Le problème du déploiement des ressources est une autre entrave à la lutte contre le piratage des ALV. Tous les niveaux d’administration publique n’ont que de faibles ressources à consacrer aux activités liées au piratage : dépistage des activités illégales, enquête, constitution de dossiers de preuves, détermination des accusations, assistance aux procureurs et temps de témoignage devant les tribunaux. Pour cette raison, les agents spécialisés en enquêtes liées au jeu sont chose rare et le corpus de connaissances sur le piratage et la fraude est très maigre. Certes, le nombre de responsables chargés de la réglementation et d’enquêteurs provinciaux et interprovinciaux a augmenté à la suite de la popularisation du jeu légal, mais pas de façon proportionnelle et non sans heurts. Le nombre total actuel d’enquêteurs demeure modeste : ils sont 11 par province dans l’Ouest du Canada et seulement 6 en Atlantique. En Nouvelle-Écosse, il y a un enquêteur pour 539 ALV et 100 points de jeu. Dernièrement, les commissions de jeu provinciales ont pris sur elles des responsabilités qui incombaient à la police et assumé un rôle clé dans l’application de la loi sur le jeu. Malheureusement, cette initiative s’est soldée par la confusion dans les mandats et programmes réglementaires et l’immobilisme interagences. Enfin, malgré la multiplication des produits de jeu disponibles, il y a eu une diminution des contrôles sociaux et une réduction de l’intérêt pour la lutte contre les crimes liés au jeu (Smith et al., 2003 : 89-90).

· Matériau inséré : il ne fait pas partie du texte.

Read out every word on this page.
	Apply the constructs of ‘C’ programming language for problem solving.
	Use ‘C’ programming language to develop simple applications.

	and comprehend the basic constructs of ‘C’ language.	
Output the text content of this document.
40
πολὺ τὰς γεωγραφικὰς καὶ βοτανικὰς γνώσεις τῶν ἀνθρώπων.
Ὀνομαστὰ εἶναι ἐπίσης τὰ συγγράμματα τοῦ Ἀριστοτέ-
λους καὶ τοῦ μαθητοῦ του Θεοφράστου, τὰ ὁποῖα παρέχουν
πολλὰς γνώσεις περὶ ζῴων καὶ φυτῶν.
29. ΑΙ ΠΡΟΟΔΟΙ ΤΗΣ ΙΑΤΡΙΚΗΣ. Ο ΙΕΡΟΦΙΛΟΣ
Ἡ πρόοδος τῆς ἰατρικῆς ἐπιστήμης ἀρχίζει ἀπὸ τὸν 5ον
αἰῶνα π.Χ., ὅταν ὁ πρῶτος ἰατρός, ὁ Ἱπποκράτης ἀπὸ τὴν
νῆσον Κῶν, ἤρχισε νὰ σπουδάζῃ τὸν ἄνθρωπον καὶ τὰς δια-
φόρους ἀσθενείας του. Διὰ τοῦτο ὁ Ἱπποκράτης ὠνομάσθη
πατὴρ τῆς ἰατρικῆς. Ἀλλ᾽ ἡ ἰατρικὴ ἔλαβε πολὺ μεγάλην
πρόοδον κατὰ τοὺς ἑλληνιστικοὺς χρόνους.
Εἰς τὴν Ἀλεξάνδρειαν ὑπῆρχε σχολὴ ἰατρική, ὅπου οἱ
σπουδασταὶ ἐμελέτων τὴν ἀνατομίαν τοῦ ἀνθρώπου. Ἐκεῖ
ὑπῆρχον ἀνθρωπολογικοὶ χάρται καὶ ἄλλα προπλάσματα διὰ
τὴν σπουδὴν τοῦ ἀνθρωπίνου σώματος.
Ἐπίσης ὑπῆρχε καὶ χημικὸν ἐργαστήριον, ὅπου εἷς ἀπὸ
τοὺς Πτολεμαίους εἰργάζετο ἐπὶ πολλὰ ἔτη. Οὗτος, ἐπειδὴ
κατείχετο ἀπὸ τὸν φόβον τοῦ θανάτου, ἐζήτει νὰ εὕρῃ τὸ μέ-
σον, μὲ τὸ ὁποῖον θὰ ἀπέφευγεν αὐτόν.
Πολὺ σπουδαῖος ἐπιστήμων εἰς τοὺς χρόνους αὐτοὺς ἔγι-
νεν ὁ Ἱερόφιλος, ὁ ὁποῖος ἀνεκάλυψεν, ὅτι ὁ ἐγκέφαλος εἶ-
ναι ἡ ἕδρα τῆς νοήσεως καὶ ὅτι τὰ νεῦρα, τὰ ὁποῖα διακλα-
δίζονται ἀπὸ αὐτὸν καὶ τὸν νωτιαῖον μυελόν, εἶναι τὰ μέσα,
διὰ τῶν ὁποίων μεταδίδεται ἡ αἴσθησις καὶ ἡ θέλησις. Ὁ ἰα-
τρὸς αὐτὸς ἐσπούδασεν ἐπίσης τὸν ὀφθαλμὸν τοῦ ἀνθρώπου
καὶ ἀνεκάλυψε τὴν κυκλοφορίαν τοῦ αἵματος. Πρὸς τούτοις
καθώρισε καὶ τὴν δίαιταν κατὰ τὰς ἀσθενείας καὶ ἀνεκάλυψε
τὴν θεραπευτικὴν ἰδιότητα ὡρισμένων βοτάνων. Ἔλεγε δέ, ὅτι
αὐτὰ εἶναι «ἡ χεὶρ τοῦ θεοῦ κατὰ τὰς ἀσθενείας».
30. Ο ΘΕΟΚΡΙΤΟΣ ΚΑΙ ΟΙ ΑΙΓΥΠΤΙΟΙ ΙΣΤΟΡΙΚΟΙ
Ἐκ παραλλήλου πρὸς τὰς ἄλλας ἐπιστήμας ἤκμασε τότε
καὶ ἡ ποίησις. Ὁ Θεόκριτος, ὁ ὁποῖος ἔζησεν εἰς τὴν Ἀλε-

Autre problème : les ALV sont surveillés par les autorités et commissions provinciales et interprovinciales par voie électronique à l’aide de connexions Internet à accès commuté. Dans la région de l’Atlantique, la société des loteries approuve les propriétaires de points de jeu et les lieux, les fabricants et distributeurs qui vendent les appareils et en font la promotion, ainsi que les normes d’exploitation et spécifications des jeux. La connexion Internet permet d’enregistrer les appareils et de contrôler les utilisations tant normales qu’irrégulières. Toutefois, ce contrôle n’est pas effectué en temps réel.

Nous constatons les fraudes qu’avec jusqu’à 24 heures de retard, car nous ne vérifions les ALV qu’une fois par jour. Chaque appareil stocke chaque événement en mémoire en attendant le téléchargement de cette mémoire dans notre système central [...] Ainsi, si jamais il y a une irrégularité [...] nous pouvons examiner les données. Donc il (le système) est en mode contrôle plutôt que prévention. En d’autres mots, si quelqu’un accède au secteur logique de l’appareil, nous ne le savons pas immédiatement, mais plutôt après le fait [...] S’il n’y a rien qui saute aux yeux des techniciens qui vérifient la mémoire, alors nous (la Commission des jeux) pourrions être ignorants de tout problème jusqu’à l’apparition de certaines irrégularités, comme des paiements trop fréquents, par exemple.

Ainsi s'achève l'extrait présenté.